Clean-cut white family man Nick “Steve” Hoult pulls jury duty (in Savannah GA, so not quite a rural juror). He hears the story of Problematic James (Super 8 kid Gabe Basso) murdering his girlfriend (the director’s own daughter), and suddenly Hoult realizes that maybe he hit the girl with his own car when he was out not-drinking after an emotional day. Out of guilt he tries to 12-angry-men the jury into acquitting, then after consulting his lawyer friend Kiefer, he tells his pregnant wife that he will Protect Our Family and tries to 12-angry-men the jury into convicting.
Stressed-out Hoult:
DA Toni Collette is running for office and wants this to be an open-and-shut case, but ex-cop juror J.K. “J/K” Simmons thinks she hasn’t investigated well enough and starts sniffing around until he’s kicked off the jury and replaced with an alternate.
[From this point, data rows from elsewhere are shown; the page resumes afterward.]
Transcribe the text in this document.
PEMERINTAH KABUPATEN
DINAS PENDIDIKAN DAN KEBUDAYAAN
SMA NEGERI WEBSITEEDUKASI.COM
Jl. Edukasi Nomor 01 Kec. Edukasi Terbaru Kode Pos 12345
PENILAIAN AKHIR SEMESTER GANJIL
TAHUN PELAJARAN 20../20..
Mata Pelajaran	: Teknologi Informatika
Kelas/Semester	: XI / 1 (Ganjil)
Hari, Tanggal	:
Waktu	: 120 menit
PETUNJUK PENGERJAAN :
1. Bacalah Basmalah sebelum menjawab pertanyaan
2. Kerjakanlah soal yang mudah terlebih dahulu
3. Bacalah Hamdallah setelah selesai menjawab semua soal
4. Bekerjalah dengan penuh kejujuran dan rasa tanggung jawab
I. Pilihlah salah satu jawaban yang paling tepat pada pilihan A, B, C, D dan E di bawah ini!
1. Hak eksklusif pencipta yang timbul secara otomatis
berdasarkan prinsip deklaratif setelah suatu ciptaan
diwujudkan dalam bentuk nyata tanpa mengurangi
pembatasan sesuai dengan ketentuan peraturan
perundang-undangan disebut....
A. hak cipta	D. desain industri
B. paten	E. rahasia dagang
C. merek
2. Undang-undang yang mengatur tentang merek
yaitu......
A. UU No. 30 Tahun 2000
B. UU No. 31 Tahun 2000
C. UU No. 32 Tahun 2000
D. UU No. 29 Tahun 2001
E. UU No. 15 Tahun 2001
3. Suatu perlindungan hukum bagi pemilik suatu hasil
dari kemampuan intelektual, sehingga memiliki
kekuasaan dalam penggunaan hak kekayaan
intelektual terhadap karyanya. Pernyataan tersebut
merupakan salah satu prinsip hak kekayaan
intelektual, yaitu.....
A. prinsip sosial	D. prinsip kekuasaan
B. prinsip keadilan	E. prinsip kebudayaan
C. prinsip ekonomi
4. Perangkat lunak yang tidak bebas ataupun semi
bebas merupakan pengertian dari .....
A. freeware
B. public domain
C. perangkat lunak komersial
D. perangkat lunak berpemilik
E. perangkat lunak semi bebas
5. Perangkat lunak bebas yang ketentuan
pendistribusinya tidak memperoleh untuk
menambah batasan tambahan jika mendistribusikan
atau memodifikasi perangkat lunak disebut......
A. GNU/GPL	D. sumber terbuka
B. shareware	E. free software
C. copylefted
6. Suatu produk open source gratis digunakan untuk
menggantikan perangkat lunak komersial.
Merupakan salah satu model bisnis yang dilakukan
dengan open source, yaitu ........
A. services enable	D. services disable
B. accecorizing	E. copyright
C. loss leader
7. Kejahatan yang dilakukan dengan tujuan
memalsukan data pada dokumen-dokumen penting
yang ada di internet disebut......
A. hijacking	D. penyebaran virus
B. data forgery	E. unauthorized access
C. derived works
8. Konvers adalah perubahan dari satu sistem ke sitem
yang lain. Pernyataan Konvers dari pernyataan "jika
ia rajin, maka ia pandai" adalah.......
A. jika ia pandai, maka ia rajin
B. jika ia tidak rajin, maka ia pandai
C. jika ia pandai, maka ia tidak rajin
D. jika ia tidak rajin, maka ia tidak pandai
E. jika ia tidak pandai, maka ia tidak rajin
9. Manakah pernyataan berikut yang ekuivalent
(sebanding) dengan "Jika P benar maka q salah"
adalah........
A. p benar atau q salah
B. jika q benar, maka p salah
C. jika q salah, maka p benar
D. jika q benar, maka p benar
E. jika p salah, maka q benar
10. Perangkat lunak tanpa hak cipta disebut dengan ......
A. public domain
The throughline is professionals getting into lazy ruts and missing details that don’t fit the easiest story. Toni’s redemption arc is to be dissatisfied with victory and putting in the extra work to track down Hoult. Not a showy film, letting the script and actors carry the drama, though crosscutting between the defense and prosecution during the opening arguments was cool. The defense lawyer was in the Devilevator, other jurors whose names I caught include a boys club guy from Bojack, the purple lady from Logan Lucky, Leslie Bibb of Midnight Meat Train, and a stoned kid from the recent Halloween remakes.